UPDATED NEWS: Train problems to continue into March

Stephen Gadd
January 31st, 2018

This article is more than 5 years old.

Long-suffering train passengers will have to bite the bullet again this week as DSB withdraws locos for checks

Problems with the engines are causing delays on the railways (photo: Oxyman)

Hard-pressed train commuters in Zealand will have to wait until at least March 23 before normal services are completely resumed.

The bogies (wheel frameworks) on the 33 diesel-electric ME locomotives withdrawn by DSB will have to be sent to Aarhus to be checked for cracks, reports Ingeniøren.
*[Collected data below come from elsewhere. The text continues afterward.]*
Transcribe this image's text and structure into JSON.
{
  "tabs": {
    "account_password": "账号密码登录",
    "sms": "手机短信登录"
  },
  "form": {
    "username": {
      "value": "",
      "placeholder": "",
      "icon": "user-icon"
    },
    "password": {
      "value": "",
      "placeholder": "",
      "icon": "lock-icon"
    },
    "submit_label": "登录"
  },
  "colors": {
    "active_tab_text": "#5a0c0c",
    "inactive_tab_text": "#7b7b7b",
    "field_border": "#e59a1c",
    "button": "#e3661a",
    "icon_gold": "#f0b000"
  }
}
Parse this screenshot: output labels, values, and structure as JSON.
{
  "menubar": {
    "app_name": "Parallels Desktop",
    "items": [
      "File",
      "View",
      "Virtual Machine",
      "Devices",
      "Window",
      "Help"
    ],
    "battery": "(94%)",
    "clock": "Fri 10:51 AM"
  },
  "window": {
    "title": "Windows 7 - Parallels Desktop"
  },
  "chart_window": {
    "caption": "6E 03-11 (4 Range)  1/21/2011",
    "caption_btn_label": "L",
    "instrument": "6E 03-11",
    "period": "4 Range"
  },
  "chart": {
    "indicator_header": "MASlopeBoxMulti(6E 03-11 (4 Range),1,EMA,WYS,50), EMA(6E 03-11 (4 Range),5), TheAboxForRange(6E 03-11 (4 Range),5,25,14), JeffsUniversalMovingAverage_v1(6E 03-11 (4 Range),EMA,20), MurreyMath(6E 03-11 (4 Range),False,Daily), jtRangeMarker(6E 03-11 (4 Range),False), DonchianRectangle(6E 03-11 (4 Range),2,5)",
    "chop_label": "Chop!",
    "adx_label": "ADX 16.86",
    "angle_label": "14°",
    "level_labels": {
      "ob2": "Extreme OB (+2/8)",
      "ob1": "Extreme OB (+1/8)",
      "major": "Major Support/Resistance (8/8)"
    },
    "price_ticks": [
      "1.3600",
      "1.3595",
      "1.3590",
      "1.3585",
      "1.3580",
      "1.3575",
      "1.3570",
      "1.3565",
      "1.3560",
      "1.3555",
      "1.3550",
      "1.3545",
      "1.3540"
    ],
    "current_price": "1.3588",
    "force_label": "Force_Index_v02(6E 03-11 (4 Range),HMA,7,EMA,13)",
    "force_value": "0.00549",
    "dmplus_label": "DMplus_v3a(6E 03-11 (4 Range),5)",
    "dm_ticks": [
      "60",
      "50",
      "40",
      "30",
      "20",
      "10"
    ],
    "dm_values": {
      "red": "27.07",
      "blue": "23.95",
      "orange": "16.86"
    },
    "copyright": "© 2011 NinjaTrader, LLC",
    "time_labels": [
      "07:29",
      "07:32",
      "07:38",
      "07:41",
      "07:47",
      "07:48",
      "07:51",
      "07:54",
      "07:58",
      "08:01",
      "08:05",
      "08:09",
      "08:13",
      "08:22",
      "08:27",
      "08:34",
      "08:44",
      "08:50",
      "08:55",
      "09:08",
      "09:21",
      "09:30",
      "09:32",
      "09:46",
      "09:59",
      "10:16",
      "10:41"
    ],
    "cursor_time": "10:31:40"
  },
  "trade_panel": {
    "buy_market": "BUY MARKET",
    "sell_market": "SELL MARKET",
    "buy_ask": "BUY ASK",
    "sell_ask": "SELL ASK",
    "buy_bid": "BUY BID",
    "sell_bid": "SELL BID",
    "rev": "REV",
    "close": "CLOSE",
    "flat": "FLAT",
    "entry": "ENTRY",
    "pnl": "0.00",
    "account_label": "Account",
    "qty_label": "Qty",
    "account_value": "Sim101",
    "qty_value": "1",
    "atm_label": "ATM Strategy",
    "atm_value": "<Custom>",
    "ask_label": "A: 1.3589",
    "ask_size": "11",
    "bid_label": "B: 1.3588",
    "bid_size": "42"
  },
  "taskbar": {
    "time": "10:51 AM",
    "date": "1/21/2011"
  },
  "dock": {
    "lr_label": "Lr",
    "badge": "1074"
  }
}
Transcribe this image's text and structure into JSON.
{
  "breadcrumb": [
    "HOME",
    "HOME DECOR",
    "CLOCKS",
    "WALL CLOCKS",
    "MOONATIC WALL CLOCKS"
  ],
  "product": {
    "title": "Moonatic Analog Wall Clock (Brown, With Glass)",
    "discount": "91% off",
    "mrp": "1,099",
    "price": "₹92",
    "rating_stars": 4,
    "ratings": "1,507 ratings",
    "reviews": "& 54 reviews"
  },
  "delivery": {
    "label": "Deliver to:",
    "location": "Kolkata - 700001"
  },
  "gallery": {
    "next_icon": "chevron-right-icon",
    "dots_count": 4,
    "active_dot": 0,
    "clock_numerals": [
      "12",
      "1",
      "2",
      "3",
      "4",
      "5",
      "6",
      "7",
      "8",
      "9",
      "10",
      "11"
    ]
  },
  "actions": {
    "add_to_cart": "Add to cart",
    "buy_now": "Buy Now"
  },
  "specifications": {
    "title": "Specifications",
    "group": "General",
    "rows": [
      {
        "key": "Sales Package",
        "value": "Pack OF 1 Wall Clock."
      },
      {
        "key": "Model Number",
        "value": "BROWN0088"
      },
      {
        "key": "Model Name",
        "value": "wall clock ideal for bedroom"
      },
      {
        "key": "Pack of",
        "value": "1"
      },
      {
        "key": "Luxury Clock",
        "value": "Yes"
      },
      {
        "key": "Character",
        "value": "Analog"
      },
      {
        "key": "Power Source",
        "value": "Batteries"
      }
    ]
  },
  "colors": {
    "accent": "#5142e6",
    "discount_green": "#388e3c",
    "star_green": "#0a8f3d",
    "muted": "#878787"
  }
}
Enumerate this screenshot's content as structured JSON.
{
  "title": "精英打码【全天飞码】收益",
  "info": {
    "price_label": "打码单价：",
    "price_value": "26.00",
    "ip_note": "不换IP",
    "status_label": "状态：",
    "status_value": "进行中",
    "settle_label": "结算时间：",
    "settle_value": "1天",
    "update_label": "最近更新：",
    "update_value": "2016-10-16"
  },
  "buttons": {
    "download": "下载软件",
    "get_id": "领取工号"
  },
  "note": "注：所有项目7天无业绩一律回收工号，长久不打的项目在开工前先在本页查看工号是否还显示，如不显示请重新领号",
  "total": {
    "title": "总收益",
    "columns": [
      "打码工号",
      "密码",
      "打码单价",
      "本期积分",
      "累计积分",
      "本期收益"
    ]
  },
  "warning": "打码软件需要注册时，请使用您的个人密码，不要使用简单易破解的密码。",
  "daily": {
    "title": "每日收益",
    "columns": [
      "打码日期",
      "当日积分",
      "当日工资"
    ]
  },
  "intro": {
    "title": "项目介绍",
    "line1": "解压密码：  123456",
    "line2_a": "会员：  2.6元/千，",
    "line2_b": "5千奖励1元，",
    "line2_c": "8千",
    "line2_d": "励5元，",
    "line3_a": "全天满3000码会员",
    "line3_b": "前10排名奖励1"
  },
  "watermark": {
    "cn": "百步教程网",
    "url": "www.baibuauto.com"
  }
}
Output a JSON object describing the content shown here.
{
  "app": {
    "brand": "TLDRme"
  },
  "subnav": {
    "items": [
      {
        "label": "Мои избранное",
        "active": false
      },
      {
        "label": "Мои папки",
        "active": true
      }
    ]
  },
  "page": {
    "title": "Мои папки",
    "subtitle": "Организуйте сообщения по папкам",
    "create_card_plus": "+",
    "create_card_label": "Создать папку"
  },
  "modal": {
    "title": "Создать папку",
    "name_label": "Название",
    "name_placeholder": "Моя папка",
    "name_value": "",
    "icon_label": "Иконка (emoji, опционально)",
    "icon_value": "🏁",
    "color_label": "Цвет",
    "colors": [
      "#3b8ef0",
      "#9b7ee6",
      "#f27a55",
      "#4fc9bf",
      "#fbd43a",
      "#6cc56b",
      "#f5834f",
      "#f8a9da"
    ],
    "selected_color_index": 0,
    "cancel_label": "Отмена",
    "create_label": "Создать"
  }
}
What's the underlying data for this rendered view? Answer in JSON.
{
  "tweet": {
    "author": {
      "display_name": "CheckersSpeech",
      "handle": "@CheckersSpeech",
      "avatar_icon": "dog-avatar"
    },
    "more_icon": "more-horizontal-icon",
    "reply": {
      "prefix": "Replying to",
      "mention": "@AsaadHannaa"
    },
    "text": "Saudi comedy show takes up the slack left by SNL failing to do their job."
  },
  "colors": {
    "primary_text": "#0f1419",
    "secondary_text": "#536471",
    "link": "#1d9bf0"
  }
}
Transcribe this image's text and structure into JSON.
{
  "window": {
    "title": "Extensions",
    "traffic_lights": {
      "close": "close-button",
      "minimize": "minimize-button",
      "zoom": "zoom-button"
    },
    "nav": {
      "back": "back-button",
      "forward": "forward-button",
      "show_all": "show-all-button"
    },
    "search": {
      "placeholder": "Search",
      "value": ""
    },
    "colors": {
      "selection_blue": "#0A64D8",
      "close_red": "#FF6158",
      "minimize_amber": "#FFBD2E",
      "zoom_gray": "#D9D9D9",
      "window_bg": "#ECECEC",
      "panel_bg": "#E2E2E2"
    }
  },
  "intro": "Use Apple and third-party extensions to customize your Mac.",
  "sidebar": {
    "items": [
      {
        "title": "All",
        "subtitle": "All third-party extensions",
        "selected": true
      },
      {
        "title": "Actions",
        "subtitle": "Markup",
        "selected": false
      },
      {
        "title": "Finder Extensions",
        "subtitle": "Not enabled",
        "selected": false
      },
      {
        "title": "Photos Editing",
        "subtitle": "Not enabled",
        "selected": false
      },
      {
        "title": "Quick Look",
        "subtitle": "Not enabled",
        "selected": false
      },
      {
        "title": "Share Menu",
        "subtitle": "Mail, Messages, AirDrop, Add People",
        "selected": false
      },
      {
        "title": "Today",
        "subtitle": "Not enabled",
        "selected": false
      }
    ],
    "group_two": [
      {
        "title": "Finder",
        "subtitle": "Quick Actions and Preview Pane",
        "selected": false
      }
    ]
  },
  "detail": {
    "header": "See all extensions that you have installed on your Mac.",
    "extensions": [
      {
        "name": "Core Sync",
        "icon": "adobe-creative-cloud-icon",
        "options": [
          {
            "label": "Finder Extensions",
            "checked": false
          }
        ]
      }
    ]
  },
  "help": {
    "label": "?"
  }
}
The problem faced by the engineers is to determine how deep the cracks are and whether there is a risk of the axle snapping. DSB is now looking into methods to analyse the cracks.

The March 23 date might also need to be extended if it transpires that the problem is worse than expected.

The Danish state railway company DSB has discovered problems with a number of its diesel-electric ME locomotives, leading to 33 of them being withdrawn from service for a safety-check up. Cracks have been found in the axles, reports TV2 Nyheder.

READ ALSO: Some Danish trains falling to pieces on the tracks

There will be fewer trains this week, especially on the stretches between Kalundborg and Copenhagen, Holbæk and Copenhagen, and Nykøbing Falster and Copenhagen.

A number of the express trains between Jutland and Zealand will also be affected.

Commuters can expect only one slow train (stopping at every station) per hour from Kalundborg and Holbæk to Copenhagen, and just two trains per hour from Nykøbing Falster to Copenhagen. This timetable is expected to be in effect up to and including Friday this week, and it could continue.

More road traffic expected
“We don’t know when this will be over and that is the most frustrating aspect,” said Toke Hermind, a spokesperson for the Slagelse commuter association.

“One good thing is that DSB has given us ample warning, but the worst element is that we don’t know how long this is going to take,” he added.

Because of the disruption, Hermind expects a number of commuters will drive to work instead and this could cause extra congestion on the roads during rush hour.